I do not like September. It always feels like the closing line of the summer and there is never much to look forward to in autumn and winter.
In June you said His poetry was too fragile while I was playing Nick Drake’s Northern Sky against the heavens, the Atlantic Ocean and your chest on my back.
You know this song always made me think of you even ‘before us’, even if I did not know it is one of your ‘five favourite hits of all times’.
That night our life slipped into the comfort, necessity of us.
We then slept in a deconsecrated church curling up before the wind and the night.
I think that day we also saw a fox.
And sheep everywhere.
And Molly, the dog, thought she was a sheep too.
We, instead, we were learning to be us. Together.
You brought me on the roof of the cottage, just over the kitchen, to see the most beautiful view in the world: that of our new house which is not new and, technically, not yet ours.
All in one day, we could have sworn we met a pirate woman on the beach, took our boots off and entered the Atlantic and when we went on the cliffs I overdosed with oxygen rolling here and there, high as a kite swearing I had taken at least fifteeen photos of a bunch of flowers. I hadn’t.
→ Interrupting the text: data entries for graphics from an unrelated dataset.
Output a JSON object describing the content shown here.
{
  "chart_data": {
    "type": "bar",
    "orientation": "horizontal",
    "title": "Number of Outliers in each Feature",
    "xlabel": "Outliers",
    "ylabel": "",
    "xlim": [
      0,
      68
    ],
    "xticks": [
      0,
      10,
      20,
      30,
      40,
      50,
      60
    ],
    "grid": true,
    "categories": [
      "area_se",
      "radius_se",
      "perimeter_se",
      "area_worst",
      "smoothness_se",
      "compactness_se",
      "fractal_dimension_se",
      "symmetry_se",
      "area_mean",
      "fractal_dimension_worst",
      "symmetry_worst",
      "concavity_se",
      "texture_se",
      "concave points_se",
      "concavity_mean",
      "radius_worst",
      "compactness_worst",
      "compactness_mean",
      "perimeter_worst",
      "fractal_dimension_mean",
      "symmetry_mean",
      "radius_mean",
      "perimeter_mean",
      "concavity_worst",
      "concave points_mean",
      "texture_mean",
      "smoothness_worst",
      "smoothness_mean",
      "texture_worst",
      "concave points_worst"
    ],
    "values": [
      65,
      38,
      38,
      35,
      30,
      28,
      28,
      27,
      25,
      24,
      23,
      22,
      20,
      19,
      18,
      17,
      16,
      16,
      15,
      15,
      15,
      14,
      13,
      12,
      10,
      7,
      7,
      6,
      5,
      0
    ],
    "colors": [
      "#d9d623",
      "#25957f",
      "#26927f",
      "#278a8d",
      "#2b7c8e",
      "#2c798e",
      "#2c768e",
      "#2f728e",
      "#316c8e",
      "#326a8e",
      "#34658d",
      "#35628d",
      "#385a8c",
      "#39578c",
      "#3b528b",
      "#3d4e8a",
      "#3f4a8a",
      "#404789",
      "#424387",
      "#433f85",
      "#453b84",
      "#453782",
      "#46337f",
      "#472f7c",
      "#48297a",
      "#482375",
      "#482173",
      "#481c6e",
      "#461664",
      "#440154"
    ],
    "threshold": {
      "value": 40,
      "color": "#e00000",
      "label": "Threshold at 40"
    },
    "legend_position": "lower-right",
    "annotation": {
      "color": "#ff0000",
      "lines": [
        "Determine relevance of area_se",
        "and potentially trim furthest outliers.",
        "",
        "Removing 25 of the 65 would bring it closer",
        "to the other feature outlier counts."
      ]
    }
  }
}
Sometimes you asked me if my friend F. is still drinking and if my friend R. is still sleeping rough.
It depends on the day I wish I could tell you of both.
Truth is R. has not been online for over a month and we are almost 2000 km apart. He is 73.
I am afraid the September of his life arrived and I was not there.
One morning, around 10 am, we bought wine in a petrol station. Just like teenagers, you giggled.
That night I wondered why an Australian wine had an Iranian name and how could it taste so good.
We were having the doggy bag of a previous night out. Red onions everywhere.
It was the summer of theatre, music, walks, Jewish quarters, internal gardens, mosques and cathedrals, trains, a manual car that cost a fortune, Covid and sourdough bread, vegan food and the strongest oily coffee you have ever tasted.
Dinner was at 10 pm.
The summer when in a shop selling vintage clothes I choked with my own tongue seeing the image of you trying straw hats. Must have been my past readings of Subcomandante Marcos but I thought I had made a real Campesino of you.
I recently realized you started learning four languages at the same time, including mine.
The only time we had a fight it hurt so much I told you I wanted us and the summer to end.
It felt like our September.
I have always waited for you in airports, pushing September away.
Waving goodbye, instead, will always feel like a January moonless night in Siberia.